While both campaigns have lobbed negative volleys at each other so far in this campaign and have had negative ads aired on their behalf by outside groups, Evan Bayh's brand has always been about him staying above the fray and appealing to the center right voters in the state.
As a Congressman, Todd Young rode the Tea Party's wave of anger into office in 2010. By 2012, he had a nice safe district drawn for him. He's never really had to play to independents and soft Republicans. There are
not enough hardcore red Republicans for him to win the state.
Bayh's problem is the opposite of Young's. He can't get hardcore left Democrats to trust him to represent their causes. Often, the far left Dems in Indiana have grudgingly voted for Bayh or have left their ballots blank in that race in protest. The good news is that Indiana is full of centrist Democrats, centrist Republicans and independent-thinkers. That's why Mike Pence was in so much trouble.

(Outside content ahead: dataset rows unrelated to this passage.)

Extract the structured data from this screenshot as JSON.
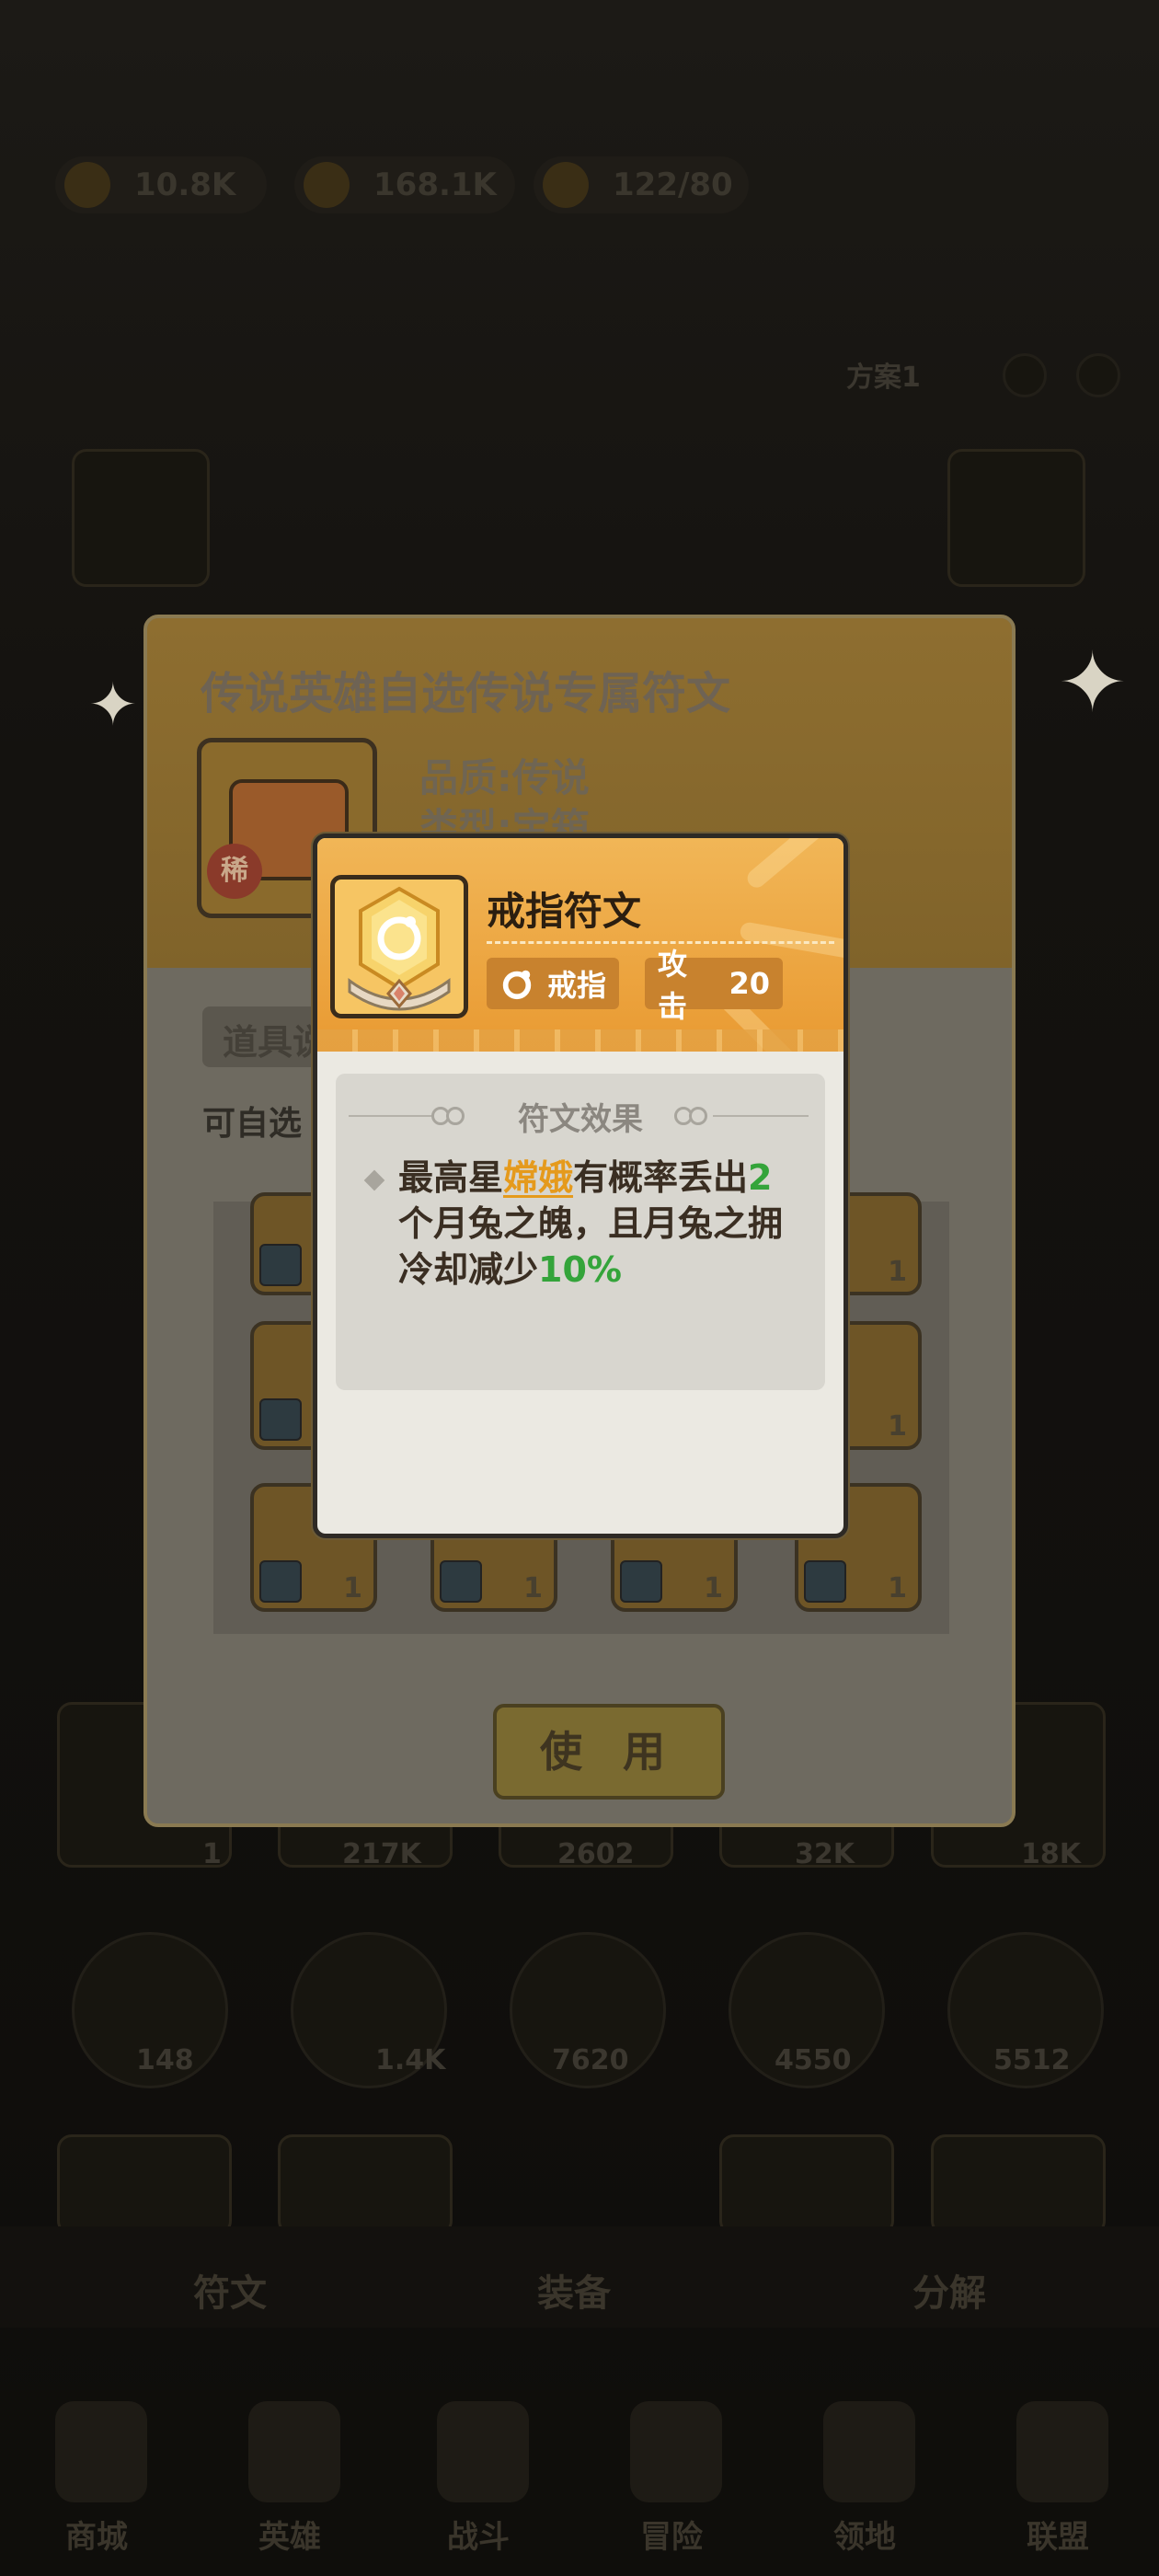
{
  "background": {
    "resources": [
      "10.8K",
      "168.1K",
      "122/80"
    ],
    "side_label": "方案1",
    "bottom_values": [
      "1",
      "217K",
      "2602",
      "32K",
      "18K"
    ],
    "circle_values": [
      "148",
      "1.4K",
      "7620",
      "4550",
      "5512"
    ],
    "tabs": [
      "符文",
      "装备",
      "分解"
    ],
    "nav": [
      "商城",
      "英雄",
      "战斗",
      "冒险",
      "领地",
      "联盟"
    ]
  },
  "outer_dialog": {
    "title": "传说英雄自选传说专属符文",
    "rarity_badge": "稀",
    "quality": "品质:传说",
    "type": "类型:宝箱",
    "section_label": "道具说",
    "description": "可自选",
    "grid_count": "1",
    "use_button": "使 用"
  },
  "popup": {
    "title": "戒指符文",
    "category": "戒指",
    "stat_label": "攻击",
    "stat_value": "20",
    "effect_header": "符文效果",
    "effect": {
      "part1": "最高星",
      "hero": "嫦娥",
      "part2": "有概率丢出",
      "count": "2",
      "part3": "个月兔之魄，且月兔之拥冷却减少",
      "percent": "10%"
    }
  },
  "colors": {
    "header_orange": "#e99a32",
    "highlight_gold": "#e59a1c",
    "highlight_green": "#34a43a",
    "popup_bg": "#ebe9e2"
  }
}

The negative campaigning and trying to portray Evan Bayh as an ultra-partisan hack simply won't work against him. Democrats know it's not true, and Bayh's voters on both sides of center understand what he's about. He can play to the center so much more effectively than a Congressman who has rarely had to play outside his base.
With about three months left in this race, Young had better come up with another narrative because the one he has only reinforces Bayh's anti-partisanship bickering message or he's not going to beat the most successful Democratic politician in modern Indiana history.